Transmission rates in PJM are up 237% from 2011, mainly from local projects with limited oversight, AMP said.

“Forcing local transmission customers to bear the cost of projects that should have been supplanted by more cost-effective regional projects could unduly discriminate against those local customers by unfairly shifting the cost of transmission projects in a manner inconsistent with cost-causation principles,” AMP said. “The harmful effect of these failures would only multiply going forward, as PJM’s load is expected to grow by 70 GW or more in the foreseeable future.”

The Maine Public Utilities Commission similarly rebutted claims about local planning in New England. It said FERC should open another Section 206 show-cause proceeding so it can address the issues around local planning and its lack of oversight in New England.

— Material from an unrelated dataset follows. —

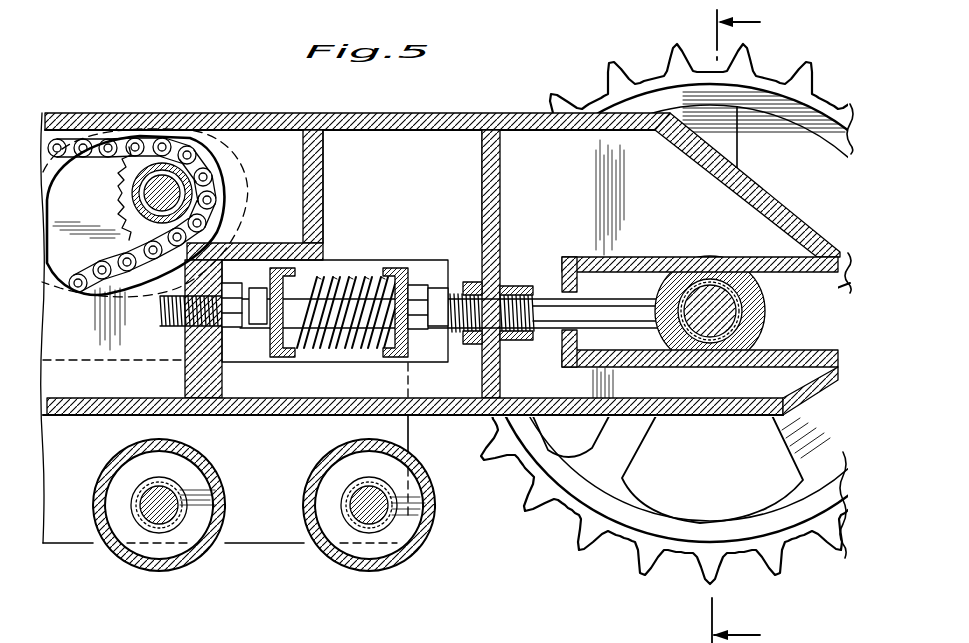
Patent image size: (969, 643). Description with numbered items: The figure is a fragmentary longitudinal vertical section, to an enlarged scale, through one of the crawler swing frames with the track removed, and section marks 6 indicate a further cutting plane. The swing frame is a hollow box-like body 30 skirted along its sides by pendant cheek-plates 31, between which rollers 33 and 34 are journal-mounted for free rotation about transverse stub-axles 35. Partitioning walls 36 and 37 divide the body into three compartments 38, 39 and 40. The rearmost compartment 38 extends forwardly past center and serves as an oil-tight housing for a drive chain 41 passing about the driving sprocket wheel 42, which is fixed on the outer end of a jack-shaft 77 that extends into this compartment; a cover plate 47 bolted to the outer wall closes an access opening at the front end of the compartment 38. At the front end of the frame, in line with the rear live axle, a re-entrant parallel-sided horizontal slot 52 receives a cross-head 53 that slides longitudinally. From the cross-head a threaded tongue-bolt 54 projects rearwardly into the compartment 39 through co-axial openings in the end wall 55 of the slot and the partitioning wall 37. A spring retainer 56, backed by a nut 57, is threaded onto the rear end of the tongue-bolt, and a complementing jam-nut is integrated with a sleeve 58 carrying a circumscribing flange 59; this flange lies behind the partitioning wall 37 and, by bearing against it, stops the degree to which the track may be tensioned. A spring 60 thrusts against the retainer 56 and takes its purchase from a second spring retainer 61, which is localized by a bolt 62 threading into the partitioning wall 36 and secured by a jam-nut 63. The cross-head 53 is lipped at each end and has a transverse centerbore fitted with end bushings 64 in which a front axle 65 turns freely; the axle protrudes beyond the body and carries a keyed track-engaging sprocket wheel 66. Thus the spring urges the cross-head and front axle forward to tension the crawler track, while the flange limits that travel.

Projects above $5 million are presented to ISO-NE’s Planning Advisory Committee, but the process has proven inadequate, and the TOs retain all control over asset-condition projects in the region.

The PUC “completely agrees that the ISO-NE tariff and related documents do not provide ISO-NE with a role in local transmission planning sufficient to effectuate all of the remedies sought by complainants, but [it] submits that a Section 206 investigation will allow parties to build a record upon which remedies consistent with Order No. 890 and FERC precedent may be developed specifically for the New England region,” it said.